Question

Evaluate the following $\left( \cos 0{}^\circ +\sin 45{}^\circ +\sin 30{}^\circ \right)\left( \sin 90{}^\circ -\cos 45{}^\circ +\cos 60{}^\circ \right)$.
A. $\dfrac{5}{4}$
B. $\dfrac{9}{4}$
C. $\dfrac{7}{4}$
D. None of these

Answer 1

Hint: To solve this question, we should know few of the trigonometric values or we can say the trigonometric ratios like $\sin 0{}^\circ =\cos 90{}^\circ =0,\sin 30{}^\circ =\cos 60{}^\circ =\dfrac{1}{2},\sin 45{}^\circ =\cos 45{}^\circ =\dfrac{1}{\sqrt{2}},\sin 60{}^\circ =\cos 30{}^\circ =\dfrac{\sqrt{3}}{2}$ and $\sin 90{}^\circ =\cos 0{}^\circ =1$. By using these values, we can find the answer to the given question.

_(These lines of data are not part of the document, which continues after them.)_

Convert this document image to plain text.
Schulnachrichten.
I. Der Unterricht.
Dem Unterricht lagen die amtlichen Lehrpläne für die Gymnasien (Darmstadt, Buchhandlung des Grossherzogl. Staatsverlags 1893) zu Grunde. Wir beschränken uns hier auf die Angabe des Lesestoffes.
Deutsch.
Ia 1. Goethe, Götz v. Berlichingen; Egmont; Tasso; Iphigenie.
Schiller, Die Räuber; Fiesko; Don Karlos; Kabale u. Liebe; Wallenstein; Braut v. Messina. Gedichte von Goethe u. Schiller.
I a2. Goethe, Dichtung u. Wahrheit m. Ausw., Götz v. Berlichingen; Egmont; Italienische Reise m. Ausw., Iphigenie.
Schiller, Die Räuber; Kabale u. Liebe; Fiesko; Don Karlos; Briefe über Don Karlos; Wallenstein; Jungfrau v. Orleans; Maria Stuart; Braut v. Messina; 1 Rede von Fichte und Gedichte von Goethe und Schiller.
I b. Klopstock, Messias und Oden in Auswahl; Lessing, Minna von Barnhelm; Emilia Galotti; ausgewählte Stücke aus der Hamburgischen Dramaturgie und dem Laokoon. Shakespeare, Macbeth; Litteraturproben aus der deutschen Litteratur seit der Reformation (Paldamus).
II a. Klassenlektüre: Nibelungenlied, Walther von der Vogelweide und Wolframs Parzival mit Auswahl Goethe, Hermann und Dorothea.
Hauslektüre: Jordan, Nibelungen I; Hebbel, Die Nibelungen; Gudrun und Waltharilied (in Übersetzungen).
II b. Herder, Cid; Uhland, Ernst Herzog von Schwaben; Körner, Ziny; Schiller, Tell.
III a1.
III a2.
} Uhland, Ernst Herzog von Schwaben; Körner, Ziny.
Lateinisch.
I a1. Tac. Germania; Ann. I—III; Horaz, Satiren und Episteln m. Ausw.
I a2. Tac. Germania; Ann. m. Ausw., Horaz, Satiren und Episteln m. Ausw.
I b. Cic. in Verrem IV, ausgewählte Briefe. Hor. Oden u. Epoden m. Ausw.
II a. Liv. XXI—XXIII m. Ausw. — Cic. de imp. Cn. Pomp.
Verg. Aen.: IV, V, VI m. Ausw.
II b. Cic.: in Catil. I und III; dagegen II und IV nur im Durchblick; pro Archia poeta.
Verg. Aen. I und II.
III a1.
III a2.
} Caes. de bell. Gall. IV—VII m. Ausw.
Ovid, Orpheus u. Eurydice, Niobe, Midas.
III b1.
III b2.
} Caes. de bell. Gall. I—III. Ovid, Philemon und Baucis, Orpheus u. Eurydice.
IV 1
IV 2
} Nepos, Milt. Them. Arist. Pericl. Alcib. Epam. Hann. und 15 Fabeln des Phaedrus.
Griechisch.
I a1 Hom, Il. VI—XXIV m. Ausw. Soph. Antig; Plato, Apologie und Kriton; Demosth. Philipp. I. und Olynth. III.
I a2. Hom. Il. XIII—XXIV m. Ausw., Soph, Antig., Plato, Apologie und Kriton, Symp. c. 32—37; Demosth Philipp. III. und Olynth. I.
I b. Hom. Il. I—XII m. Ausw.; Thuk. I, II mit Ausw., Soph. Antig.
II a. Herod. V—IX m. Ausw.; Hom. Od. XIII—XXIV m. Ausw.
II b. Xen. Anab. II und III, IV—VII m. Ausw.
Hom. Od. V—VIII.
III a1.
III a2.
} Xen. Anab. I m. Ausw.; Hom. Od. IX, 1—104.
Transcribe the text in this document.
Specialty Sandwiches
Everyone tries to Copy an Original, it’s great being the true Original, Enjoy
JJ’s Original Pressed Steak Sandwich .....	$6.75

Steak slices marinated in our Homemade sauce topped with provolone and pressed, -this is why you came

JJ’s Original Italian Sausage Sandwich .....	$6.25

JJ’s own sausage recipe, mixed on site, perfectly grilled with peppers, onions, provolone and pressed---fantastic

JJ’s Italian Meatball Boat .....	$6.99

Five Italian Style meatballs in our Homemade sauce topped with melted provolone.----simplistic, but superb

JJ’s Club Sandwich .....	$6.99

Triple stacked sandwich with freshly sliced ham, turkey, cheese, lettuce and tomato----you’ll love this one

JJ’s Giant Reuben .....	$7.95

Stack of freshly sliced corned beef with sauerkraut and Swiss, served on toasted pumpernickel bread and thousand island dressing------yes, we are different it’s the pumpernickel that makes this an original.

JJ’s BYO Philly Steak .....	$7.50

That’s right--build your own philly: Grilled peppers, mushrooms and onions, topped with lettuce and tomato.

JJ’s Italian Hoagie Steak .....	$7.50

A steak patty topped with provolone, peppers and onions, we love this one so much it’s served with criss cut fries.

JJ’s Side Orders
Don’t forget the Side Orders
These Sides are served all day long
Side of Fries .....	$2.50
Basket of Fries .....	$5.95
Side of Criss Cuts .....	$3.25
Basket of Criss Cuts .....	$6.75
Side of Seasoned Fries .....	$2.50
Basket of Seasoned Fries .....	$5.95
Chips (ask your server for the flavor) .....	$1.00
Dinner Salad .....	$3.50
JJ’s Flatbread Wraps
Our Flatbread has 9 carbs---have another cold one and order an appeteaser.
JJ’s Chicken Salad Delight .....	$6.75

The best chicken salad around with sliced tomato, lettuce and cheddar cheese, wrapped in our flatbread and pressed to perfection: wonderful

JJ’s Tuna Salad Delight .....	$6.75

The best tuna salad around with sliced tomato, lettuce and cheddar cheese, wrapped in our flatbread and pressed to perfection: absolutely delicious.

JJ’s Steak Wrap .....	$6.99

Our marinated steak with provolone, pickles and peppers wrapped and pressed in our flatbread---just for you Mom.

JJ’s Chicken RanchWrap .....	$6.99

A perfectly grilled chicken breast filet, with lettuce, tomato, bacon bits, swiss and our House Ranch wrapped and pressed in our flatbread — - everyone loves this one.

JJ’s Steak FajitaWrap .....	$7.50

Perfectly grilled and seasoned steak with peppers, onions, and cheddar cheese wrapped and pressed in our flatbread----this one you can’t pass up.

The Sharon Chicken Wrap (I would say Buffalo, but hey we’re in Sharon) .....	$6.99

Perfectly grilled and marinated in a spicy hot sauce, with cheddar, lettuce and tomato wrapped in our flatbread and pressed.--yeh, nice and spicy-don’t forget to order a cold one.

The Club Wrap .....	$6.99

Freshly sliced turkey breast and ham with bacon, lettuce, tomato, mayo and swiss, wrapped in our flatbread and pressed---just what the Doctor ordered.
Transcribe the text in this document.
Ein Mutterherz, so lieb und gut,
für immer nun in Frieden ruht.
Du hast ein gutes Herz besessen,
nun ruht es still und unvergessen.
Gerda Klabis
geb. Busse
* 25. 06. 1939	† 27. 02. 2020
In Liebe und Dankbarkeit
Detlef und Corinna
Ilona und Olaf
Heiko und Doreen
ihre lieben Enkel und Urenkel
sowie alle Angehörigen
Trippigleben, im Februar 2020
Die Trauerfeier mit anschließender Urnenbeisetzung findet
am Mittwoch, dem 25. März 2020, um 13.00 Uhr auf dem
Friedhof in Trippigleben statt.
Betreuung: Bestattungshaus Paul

Complete step-by-step answer:

In this question, we have been asked to find the value of$\left( \cos 0{}^\circ +\sin 45{}^\circ +\sin 30{}^\circ \right)\left( \sin 90{}^\circ -\cos 45{}^\circ +\cos 60{}^\circ \right)$. We know that $\cos 0{}^\circ =0,\sin 45{}^\circ =\dfrac{1}{\sqrt{2}},\sin 30{}^\circ =\dfrac{1}{2},\sin 90{}^\circ =1,\cos 45{}^\circ =\dfrac{1}{\sqrt{2}}$ and $\cos 60{}^\circ =\dfrac{1}{2}$. So, we will use these values to find the value of the expression that is given in the question. So, by substituting these values in the expression given in our question, we get,
$\left[ 1+\dfrac{1}{\sqrt{2}}+\dfrac{1}{2} \right]\left[ 1-\dfrac{1}{\sqrt{2}}+\dfrac{1}{2} \right]$
Now, we will find the LCM. By taking the LCM in both factors of the above expression, we get,
$\left[ \dfrac{2\sqrt{2}+2+\sqrt{2}}{2\sqrt{2}} \right]\left[ \dfrac{2\sqrt{2}-2+\sqrt{2}}{2\sqrt{2}} \right]$
On further simplification of the above expression, we get,
$\left[ \dfrac{3\sqrt{2}+2}{2\sqrt{2}} \right]\left[ \dfrac{3\sqrt{2}-2}{2\sqrt{2}} \right]$
Now, we know that $\left( a-b \right)\left( a+b \right)={{a}^{2}}-{{b}^{2}}$. So, by applying that in the above equation, we get,
$\left[ \dfrac{{{\left( 3\sqrt{2} \right)}^{2}}-{{\left( 2 \right)}^{2}}}{{{\left( 2\sqrt{2} \right)}^{2}}} \right]$
On further simplification of the above expression, we get,
$\left[ \dfrac{18-4}{8} \right]=\dfrac{14}{8}=\dfrac{7}{4}$
Therefore, we have obtained the value of the given expression as $\dfrac{7}{4}$.
Hence, the correct answer for the expression given in the question is option C.

Note: The possible mistakes that the students can make while solving this question are the simple calculation mistakes. They may also not take the least common multiple or the LCM carefully which may lead to the wrong answer. We can also solve this question by writing the terms in second factor as $\cos \left( 90{}^\circ -\theta \right)$ if it is in $\sin \theta$ and as $\sin \left( 90{}^\circ -\theta \right)$ if it is in $\cos \theta$. We can then apply $\left( a-b \right)\left( a+b \right)={{a}^{2}}-{{b}^{2}}$ to get the desired value.